I'm also tempted to believe that my timeouts are related to something outside my code.I get about 12 per day, and they seem to occur at fairly random places in my loop. These aren't actually hard resets for the most part, although I have seen a couple of those as well.
I've set up some profiler code and noticed some interesting patterns. My loop gets processed in phases, and I have alarms that trigger if any single phase uses an unusual amount of CPU. Phases are further subdivided as each room gets processed for that phase, and I have alarms there as well. The vast majority of these processes take less than 1 cpu per tick, but when a timeout happens, several of these alarms get triggered together. Process that usually take less than 1 cpu per tick take more than 100 cpu. Sometimes this results in a timeout, sometimes just a VERY heavy cpu use for that tick.
(One explanation could be process that experience heavy use simultaneously is due to logic that depends on some variant of `Game.time % x === 0`, but I don't do that with anything that could take a significant amount of cpu)
The easiest scenario would have been a regular pattern that suggested one or more parts of my code that are causing the problem. Since this isn't the case, it seems we can narrow it down to two explanations:
1) Some process that gets executed throughout my loop
2) Some extraneous cause (e.g., garbage collection)
I have very few processes that get executed through my loop.
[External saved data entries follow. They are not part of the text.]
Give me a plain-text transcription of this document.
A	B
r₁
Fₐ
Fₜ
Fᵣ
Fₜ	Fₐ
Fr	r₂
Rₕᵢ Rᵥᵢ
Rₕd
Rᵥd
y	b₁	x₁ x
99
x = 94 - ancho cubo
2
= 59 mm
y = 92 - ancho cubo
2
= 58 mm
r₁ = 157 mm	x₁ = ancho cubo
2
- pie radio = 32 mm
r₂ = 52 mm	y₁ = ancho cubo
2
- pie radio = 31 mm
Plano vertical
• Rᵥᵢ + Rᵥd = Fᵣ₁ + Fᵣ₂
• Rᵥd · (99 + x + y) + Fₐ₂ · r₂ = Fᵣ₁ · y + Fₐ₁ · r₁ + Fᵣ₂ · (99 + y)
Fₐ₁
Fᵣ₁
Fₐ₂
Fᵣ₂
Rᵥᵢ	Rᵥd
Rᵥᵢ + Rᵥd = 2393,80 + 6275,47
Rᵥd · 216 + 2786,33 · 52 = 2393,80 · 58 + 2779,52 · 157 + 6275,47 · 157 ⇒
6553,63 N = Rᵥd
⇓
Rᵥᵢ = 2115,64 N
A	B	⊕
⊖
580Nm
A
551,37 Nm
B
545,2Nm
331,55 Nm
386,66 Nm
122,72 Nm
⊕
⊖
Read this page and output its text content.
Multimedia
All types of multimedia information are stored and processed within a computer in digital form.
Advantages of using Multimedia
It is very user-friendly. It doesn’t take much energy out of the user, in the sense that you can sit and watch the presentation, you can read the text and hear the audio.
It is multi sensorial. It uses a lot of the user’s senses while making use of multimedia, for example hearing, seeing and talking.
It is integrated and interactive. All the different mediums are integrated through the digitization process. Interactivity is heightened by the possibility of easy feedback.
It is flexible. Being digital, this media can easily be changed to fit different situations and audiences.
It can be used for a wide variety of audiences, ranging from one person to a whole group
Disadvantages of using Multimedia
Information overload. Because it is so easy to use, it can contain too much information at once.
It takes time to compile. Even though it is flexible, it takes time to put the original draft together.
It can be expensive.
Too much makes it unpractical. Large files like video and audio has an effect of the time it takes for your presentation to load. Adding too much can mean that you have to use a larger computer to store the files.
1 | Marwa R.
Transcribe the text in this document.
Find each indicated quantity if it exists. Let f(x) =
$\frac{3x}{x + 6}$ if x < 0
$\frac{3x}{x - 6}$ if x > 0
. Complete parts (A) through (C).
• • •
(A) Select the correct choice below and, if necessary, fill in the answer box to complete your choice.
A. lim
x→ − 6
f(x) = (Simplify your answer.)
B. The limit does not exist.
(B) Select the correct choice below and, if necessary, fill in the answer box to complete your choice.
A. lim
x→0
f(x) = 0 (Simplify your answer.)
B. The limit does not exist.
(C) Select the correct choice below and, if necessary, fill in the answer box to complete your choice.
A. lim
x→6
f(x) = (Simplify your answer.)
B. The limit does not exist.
One example is my profiler code, the very code that is triggering the alarms, and i'm currently trying to rule that out. Another example is my pathfinding code, which gets ran predominantly in my "actions" phase and only very occasionally somewhere else. Since I'm not seeing the majority of my timeouts in the actions phase, I think I can rule that out.
I think one thing that could be very helpful for diagnosing cpu issues is some sort of data about how often they are occurring for others on the server. If you could see a history of your rate of timeouts perhaps together with the average rate on the server, that would be excellent. I don't think the timeouts due to extraneous causes are a big deal if they are affecting everyone to the same degree. It would also be nice not to sink time into investigating the cause when it turns out to be outside the scope of your code.
I'll go ahead and make this suggestion in the appropriate forum.